A two digit number and the number with digits interchanged add up 143. In the given number the digit in unit's place is 3 more than digit in the ten's place. Find the original number.

Answer 1

The original number is 58.

Step-by-step explanation:

We are given that a two-digit number and the number with digits interchanged add up 143. In the given number the digit in the unit's place is 3 more than the digit in the ten's place.

Let the digit at the unit's place be 'x' and the digit at the ten's place be 'y'.

So, the two-digit number so formed is 10y + x, then the number formed with digits interchanged will be 10x + y.

Now, according to the question;

• The first condition states that a two-digit number and the number with digits interchanged add up 143, that is;

                     $(10y + x) + (10x + y) = 143$

                         $11x + 11y = 143$

                          $11(x+y) = 143$

                             $x+y=\frac{143}{11}$

                             $x+y=13$

                             $x= 13-y$  ------------------ [Equation 1]

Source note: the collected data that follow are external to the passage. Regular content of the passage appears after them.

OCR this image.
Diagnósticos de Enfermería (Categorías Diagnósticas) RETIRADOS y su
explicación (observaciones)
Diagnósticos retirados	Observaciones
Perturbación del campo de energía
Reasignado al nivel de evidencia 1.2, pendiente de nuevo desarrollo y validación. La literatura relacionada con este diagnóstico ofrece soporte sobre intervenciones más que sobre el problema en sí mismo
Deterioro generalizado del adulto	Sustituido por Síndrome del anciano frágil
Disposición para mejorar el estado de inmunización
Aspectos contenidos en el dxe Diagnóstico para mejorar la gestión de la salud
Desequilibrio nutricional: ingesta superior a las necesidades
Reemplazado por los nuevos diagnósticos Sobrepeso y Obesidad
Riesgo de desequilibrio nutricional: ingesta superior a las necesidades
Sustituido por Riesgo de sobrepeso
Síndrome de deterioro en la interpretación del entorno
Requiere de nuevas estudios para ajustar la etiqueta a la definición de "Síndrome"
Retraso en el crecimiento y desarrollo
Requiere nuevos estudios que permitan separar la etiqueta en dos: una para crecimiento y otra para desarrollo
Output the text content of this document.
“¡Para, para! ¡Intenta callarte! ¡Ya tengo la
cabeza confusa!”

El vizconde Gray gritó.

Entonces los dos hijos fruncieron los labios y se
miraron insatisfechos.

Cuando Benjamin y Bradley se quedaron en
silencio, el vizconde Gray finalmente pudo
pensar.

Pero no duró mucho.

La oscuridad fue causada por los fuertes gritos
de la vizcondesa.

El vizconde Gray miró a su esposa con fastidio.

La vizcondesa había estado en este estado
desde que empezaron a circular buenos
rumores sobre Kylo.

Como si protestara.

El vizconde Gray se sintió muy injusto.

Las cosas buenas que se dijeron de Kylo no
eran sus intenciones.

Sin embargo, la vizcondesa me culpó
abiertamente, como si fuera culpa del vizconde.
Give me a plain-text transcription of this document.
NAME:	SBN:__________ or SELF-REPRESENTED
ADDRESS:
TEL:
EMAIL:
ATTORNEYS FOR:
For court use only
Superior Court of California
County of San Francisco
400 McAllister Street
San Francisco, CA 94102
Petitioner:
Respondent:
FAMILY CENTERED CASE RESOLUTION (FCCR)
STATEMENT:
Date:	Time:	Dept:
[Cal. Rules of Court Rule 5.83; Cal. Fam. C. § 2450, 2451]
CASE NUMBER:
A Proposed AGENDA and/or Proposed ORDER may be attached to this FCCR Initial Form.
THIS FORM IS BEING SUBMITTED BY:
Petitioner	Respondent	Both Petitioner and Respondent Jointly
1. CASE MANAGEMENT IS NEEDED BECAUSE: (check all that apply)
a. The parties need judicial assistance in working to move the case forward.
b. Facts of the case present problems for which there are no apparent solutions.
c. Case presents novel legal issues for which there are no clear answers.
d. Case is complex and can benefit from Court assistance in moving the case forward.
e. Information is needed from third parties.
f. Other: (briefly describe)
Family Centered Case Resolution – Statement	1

• The second condition states that the digit in the unit's place is 3 more than the digit in the ten's place, that is;

                               $x = y +3$

                              $13-y = y+3$     {using equation 1}

                              $2y = 13-3$

                               $y=\frac{10}{2} = 5$

Now, putting the value of y in equation 1 we get;

                              $x= 13-y$

                              $x= 13-5 = 8$

Hence, the original number is 58.